Le maire de la ville de Bukavu, docteur Nicolas Kyalangalilwa Mulondani, a réuni ce mercredi 19 août, dans son cabinet de travail, les vendeurs de téléphones et de pièces de rechange usagés.
Cette rencontre avait pour objectif de sensibiliser ces opérateurs économiques sur leur rôle dans la lutte contre l’insécurité et la criminalité dans la ville de Bukavu.
Au cours des échanges, l’autorité urbaine a appelé les vendeurs à collaborer avec les services de sécurité, notamment en signalant tout mouvement ou toute personne suspecte.
Le maire Nicolas Kyalangalilwa Mulondani a également insisté sur la nécessité de vérifier l’identité des personnes qui mettent en vente des téléphones ou des pièces de rechange, mais aussi de s’assurer de l’origine des biens avant toute transaction.

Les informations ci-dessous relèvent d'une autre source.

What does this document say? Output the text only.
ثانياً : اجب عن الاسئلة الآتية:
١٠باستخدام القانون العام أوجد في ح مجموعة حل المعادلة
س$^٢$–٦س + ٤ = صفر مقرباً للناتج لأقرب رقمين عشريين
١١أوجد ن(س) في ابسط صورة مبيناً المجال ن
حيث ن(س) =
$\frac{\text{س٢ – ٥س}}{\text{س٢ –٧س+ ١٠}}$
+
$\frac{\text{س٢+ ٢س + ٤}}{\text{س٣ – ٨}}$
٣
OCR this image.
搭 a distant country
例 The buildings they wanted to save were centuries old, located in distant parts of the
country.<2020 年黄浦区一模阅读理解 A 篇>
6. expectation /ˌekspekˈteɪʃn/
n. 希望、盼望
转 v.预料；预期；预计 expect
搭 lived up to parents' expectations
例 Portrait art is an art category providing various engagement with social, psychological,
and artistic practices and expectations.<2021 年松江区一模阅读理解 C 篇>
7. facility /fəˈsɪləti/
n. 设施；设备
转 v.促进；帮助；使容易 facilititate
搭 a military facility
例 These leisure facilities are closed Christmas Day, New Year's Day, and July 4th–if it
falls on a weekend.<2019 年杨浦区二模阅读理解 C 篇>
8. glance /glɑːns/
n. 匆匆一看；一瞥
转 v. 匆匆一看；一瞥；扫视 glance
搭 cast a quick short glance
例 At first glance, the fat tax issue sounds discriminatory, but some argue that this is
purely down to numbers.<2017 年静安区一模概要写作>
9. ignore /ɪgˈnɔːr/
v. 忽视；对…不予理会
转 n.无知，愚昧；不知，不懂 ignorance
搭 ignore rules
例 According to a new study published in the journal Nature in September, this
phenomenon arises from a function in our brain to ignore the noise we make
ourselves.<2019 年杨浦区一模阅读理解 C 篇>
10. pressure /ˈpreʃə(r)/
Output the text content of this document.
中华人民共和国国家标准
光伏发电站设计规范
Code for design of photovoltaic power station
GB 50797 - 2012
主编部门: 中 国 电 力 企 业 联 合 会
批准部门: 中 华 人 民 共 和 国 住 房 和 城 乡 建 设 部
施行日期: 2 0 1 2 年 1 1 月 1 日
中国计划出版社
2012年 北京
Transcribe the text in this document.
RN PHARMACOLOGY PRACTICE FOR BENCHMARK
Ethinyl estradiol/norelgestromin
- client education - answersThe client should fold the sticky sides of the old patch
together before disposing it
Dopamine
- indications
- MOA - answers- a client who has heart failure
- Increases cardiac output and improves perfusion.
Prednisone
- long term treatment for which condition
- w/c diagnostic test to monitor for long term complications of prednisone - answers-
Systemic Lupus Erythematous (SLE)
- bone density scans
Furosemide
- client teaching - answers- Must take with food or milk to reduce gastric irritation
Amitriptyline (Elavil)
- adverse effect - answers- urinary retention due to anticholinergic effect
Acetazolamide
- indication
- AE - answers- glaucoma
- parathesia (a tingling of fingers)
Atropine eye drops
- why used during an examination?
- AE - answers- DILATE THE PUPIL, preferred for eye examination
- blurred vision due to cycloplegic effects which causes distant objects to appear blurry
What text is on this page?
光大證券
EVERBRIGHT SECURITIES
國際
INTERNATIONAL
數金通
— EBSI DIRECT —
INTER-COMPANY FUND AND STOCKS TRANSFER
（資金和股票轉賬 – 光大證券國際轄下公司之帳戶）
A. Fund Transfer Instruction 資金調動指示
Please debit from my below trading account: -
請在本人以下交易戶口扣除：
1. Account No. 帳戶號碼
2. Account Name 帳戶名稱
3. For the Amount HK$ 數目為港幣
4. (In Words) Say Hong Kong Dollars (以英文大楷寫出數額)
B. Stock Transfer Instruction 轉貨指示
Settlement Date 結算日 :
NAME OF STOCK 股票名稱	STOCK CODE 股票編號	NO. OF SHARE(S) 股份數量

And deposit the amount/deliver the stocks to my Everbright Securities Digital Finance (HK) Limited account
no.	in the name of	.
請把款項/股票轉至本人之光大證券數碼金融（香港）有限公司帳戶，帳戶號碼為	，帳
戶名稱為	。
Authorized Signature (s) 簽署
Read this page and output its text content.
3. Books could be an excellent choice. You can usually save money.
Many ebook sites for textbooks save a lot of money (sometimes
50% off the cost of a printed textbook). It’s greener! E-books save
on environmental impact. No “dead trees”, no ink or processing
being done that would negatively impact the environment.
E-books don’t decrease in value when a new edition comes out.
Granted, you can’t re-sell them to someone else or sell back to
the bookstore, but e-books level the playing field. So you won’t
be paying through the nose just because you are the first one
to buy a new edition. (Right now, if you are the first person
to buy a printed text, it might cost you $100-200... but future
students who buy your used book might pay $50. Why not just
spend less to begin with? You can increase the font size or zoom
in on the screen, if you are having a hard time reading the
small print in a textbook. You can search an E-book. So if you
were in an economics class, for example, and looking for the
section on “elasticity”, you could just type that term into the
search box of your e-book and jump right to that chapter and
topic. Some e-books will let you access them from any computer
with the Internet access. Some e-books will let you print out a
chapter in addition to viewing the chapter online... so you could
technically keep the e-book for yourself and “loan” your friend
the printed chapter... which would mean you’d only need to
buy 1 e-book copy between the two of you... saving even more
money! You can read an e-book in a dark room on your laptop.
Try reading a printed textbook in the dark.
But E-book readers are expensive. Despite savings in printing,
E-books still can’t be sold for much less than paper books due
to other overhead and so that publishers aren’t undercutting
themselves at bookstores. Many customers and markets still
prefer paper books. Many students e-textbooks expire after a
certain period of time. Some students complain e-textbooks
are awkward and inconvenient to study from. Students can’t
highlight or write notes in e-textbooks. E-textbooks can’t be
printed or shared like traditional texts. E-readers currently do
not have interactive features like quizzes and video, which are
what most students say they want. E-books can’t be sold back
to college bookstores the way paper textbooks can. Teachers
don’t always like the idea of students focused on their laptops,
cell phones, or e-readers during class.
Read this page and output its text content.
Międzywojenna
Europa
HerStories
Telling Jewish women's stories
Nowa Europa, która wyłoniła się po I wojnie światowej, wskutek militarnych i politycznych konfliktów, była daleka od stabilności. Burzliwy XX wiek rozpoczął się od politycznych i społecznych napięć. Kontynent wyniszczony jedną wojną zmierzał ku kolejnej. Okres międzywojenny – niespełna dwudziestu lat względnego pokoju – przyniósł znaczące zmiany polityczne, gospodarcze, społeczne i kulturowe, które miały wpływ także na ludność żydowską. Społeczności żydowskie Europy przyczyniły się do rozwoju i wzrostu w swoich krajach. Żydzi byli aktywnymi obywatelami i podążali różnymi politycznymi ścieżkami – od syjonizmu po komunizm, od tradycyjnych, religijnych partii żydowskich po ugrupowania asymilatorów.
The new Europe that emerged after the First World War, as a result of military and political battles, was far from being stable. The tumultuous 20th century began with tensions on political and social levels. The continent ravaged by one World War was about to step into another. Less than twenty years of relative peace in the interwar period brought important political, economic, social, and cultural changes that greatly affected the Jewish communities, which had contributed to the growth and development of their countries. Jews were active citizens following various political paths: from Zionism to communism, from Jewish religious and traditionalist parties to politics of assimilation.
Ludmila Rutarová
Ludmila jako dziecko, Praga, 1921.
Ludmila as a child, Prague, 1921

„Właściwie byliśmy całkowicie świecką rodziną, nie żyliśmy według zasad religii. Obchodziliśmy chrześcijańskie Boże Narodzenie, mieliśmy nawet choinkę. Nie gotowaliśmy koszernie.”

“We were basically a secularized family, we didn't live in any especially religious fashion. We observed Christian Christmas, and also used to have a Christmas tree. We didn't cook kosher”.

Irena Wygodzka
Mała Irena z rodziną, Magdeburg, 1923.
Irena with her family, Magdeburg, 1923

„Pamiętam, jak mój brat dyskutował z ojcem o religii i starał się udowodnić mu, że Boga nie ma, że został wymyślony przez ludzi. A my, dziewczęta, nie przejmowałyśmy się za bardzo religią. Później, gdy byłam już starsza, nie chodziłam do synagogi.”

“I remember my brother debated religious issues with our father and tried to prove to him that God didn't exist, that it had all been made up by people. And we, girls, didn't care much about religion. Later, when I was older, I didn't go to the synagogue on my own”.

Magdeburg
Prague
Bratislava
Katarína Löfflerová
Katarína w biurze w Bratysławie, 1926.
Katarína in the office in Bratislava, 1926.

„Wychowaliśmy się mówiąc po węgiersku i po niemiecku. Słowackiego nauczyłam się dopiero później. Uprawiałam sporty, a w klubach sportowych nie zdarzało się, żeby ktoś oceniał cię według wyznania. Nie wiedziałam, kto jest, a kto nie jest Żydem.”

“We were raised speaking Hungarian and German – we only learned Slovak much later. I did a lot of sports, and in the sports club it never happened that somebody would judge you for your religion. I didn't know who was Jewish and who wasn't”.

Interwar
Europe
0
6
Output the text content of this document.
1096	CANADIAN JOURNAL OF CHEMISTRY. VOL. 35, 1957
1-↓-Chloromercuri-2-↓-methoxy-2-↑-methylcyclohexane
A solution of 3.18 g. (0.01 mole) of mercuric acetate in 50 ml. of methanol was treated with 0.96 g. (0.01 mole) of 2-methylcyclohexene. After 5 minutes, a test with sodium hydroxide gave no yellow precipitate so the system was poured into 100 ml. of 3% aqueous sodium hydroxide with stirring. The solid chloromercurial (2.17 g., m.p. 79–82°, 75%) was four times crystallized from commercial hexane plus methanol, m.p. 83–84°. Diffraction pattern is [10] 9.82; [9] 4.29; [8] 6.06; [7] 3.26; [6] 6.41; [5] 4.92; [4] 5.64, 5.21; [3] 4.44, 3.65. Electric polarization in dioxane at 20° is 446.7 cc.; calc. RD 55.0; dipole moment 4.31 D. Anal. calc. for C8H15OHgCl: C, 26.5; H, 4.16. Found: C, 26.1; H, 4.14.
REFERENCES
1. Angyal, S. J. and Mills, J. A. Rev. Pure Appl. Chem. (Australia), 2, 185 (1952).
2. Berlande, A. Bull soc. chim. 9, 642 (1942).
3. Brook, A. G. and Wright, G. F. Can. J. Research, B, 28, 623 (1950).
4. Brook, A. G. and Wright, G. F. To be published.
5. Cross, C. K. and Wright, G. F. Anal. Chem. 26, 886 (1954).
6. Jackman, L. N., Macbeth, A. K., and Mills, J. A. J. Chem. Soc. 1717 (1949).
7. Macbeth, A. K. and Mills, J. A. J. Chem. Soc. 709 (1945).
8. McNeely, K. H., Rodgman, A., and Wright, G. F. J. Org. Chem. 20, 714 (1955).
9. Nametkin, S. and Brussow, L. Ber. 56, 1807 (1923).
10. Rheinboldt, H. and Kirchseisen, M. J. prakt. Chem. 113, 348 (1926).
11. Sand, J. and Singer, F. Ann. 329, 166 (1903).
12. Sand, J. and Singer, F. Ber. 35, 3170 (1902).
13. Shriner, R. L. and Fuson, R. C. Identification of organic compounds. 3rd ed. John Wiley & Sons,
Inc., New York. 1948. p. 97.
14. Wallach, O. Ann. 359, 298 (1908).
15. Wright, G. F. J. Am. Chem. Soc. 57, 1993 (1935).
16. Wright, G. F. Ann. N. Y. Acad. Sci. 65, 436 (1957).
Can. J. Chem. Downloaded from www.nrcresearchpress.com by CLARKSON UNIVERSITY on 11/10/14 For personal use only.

Il a mis en garde les commerçants contre le risque de tomber dans l’infraction de recel, notamment lorsqu’ils acceptent des biens dont l’origine est douteuse. Selon lui, les vendeurs doivent chercher à connaître le propriétaire des appareils et à obtenir des garanties suffisantes sur leur provenance.
L’autorité urbaine recommande ainsi la mise en place de mécanismes permettant d’identifier clairement les propriétaires des téléphones et des pièces présentés à la vente. Cette mesure devrait contribuer à protéger les commerçants contre une éventuelle implication dans des affaires liées aux biens volés.
Le maire a également appelé à la prudence lors des opérations techniques, notamment le décodage ou toute autre intervention sur un téléphone lorsque l’identité du propriétaire ou l’origine de l’appareil ne sont pas clairement établies.
De leur côté, les vendeurs ont salué l’initiative de l’autorité urbaine, estimant que ce type de rencontre permet de renforcer la collaboration entre la mairie et les acteurs du secteur de la téléphonie.
Ils ont toutefois soulevé plusieurs difficultés auxquelles ils sont confrontés dans l’exercice de leur activité. Ils ont notamment dénoncé le cas de certaines personnes qui se feraient passer pour des agents de sécurité afin de mener des opérations d’escroquerie.
Les vendeurs ont également évoqué des situations où des enfants seraient envoyés par leurs familles pour vendre des téléphones ou d’autres biens, avant que les parents ne reviennent réclamer ces objets, affirmant qu’ils auraient été volés ou vendus sans leur autorisation.
Face à ces préoccupations, les participants ont plaidé pour davantage de vigilance et pour la mise en place de mécanismes permettant de mieux encadrer les transactions et de prévenir les conflits entre vendeurs, clients et propriétaires présumés.
À travers cette rencontre, la mairie de Bukavu entend faire des acteurs du secteur de la téléphonie des partenaires dans la lutte contre l’insécurité et la criminalité.
Une nouvelle rencontre entre l’autorité urbaine et les vendeurs de téléphones et de pièces de rechange usagés est annoncée dans les prochains jours afin de poursuivre les échanges et de rechercher ensemble des solutions aux préoccupations soulevées.